Training bigger neural networks can be challenging when faced with accelerator memory limits. The size of the datasets being used by machine learning models is very large nowadays. For example, a standard image classification datasets like hashtagged Instagram contains millions of images. With the increasing quality of the images, the memory required will also increase. Today, the memory available on NVIDIA GPUs is only 32 GB.
Therefore, there needs to be a tradeoff between memory allocated for the features in a model and how the network gets activated. It is only understandable why the accelerator memory limit needs to be breached.
A deep neural network benefits from larger datasets as it alleviates the problem of overfitting. And, to run these ever growing networks, we need deep learning supercomputers such as Google TPU or NVIDIA’s DGX which enable parallelism by providing faster interconnections between the accelerators.
Today, an average ImageNet resolution is 469 x 387 and it has been proven that by increasing the size of an input image, the final accuracy score of a classifier increases. To fit the current accelerator memory limits, most models are made to process images of sizes 299 x 299 or 331 x 331.

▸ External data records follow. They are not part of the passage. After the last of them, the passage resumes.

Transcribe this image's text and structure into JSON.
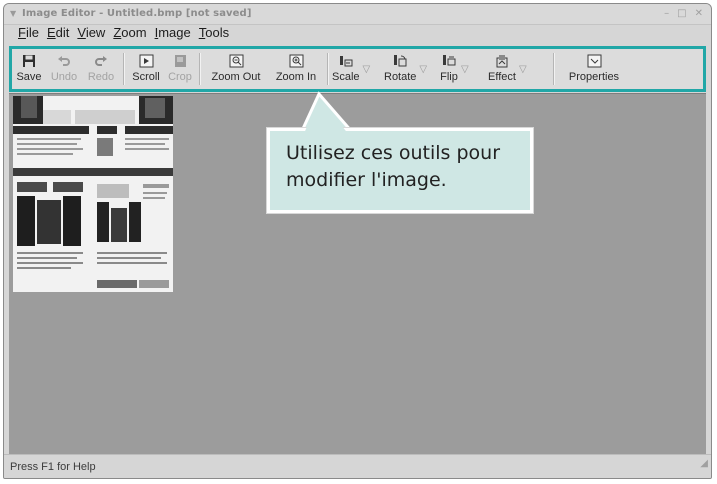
{
  "window": {
    "title": "Image Editor - Untitled.bmp [not saved]",
    "controls": [
      "–",
      "□",
      "✕"
    ]
  },
  "menubar": {
    "items": [
      {
        "key": "F",
        "rest": "ile"
      },
      {
        "key": "E",
        "rest": "dit"
      },
      {
        "key": "V",
        "rest": "iew"
      },
      {
        "key": "Z",
        "rest": "oom"
      },
      {
        "key": "I",
        "rest": "mage"
      },
      {
        "key": "T",
        "rest": "ools"
      }
    ]
  },
  "toolbar": {
    "save": "Save",
    "undo": "Undo",
    "redo": "Redo",
    "scroll": "Scroll",
    "crop": "Crop",
    "zoom_out": "Zoom Out",
    "zoom_in": "Zoom In",
    "scale": "Scale",
    "rotate": "Rotate",
    "flip": "Flip",
    "effect": "Effect",
    "properties": "Properties"
  },
  "callout": {
    "line1": "Utilisez ces outils pour",
    "line2": "modifier l'image."
  },
  "status": {
    "text": "Press F1 for Help"
  },
  "colors": {
    "toolbar_highlight": "#21a7a7",
    "callout_fill": "#cfe7e4",
    "canvas_background": "#9c9c9c"
  }
}
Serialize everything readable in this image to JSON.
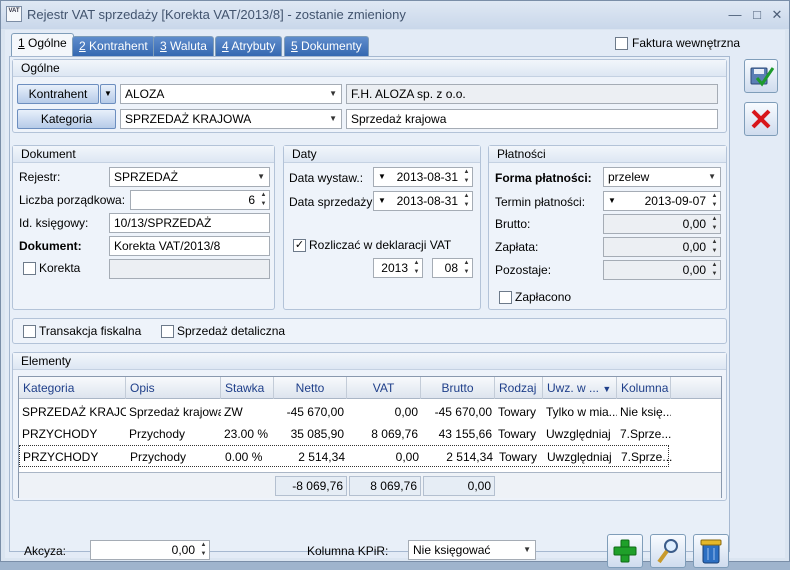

The computing powers of the machines have seen a sporadic growth over the past few decades. High-performance computing can mean either improving application performance or harnessing thousands of cores to get many orders of magnitude speedups.
Parallelization The Intel Way
Reducing Workload With Xeon
For instance, graph algorithms consists of a lot of parallelism. A graph can be a structured representation of a dataset containing relationship between various elements where each is element is a vertex and relationships are the edges between two vertices.
With increasing availability of larger data sets , graph analytics are found to be quite significant in data center applications.
Since the topology of the graph is irregular, fetching attributes is challenging. And, how quickly they are fetched depends on the architecture of the processors. Traditional methods lead to underutilisation of computer and memory resources. The memory intensiveness and irregularity make graph based applications challenging for current processors.
This is where the parallelism of the graph algorithms can be exploited for faster fetching of attributes. This can be achieved with processors which enable more accessibility for the sparse memories while making good use of cache.
Intel’s Xeon processors achieved speeds up to 5x for vector generations in graph based algorithms.
An example of this is, instead of looking for neighbors of the current front and checking whether they’ve already been visited (forward algorithm), all non-visited vertices are considered, and it is checked whether they are a neighbor of a vertex. Since there are more non-visited vertices(attributes) than vertices in the front, there’s more parallelism to make use of.
Parallelization With Numba
While continuously tweaking their hardware, Intel have had also released Python based frameworks and libraries to accelerate the deployment of deep neural nets.
Parallelism in Python is difficult and Intel plans to achieve this with Numba.
The Numba framework used just-in-time and low-level virtual machine compilation engines to create native-speed code.
The first requirement for using Numba is that your target code for JIT or LLVM compilation optimization must be enclosed inside a function. After the initial pass of the Python interpreter, which converts to bytecode, Numba will look for the decorator that targets a function for a Numba interpreter pass. Next, it will run the Numba interpreter to generate an intermediate representation (IR). Afterwards, it will generate a context for the target hardware, and then proceed to JIT or LLVM compilation.
Numba deals with both NumPy and SciPy and can also target the transcendental ufunc with its short vector math library(SVML)
import array
import random
from numba import jit
Check the rest of the code here
Next generation of AI technologies should be able to comprehend commands by working on the huge background of information in a fast paced environment. To make these machines smart, there is a great need for innovation on the hardware side while making them more energy efficient.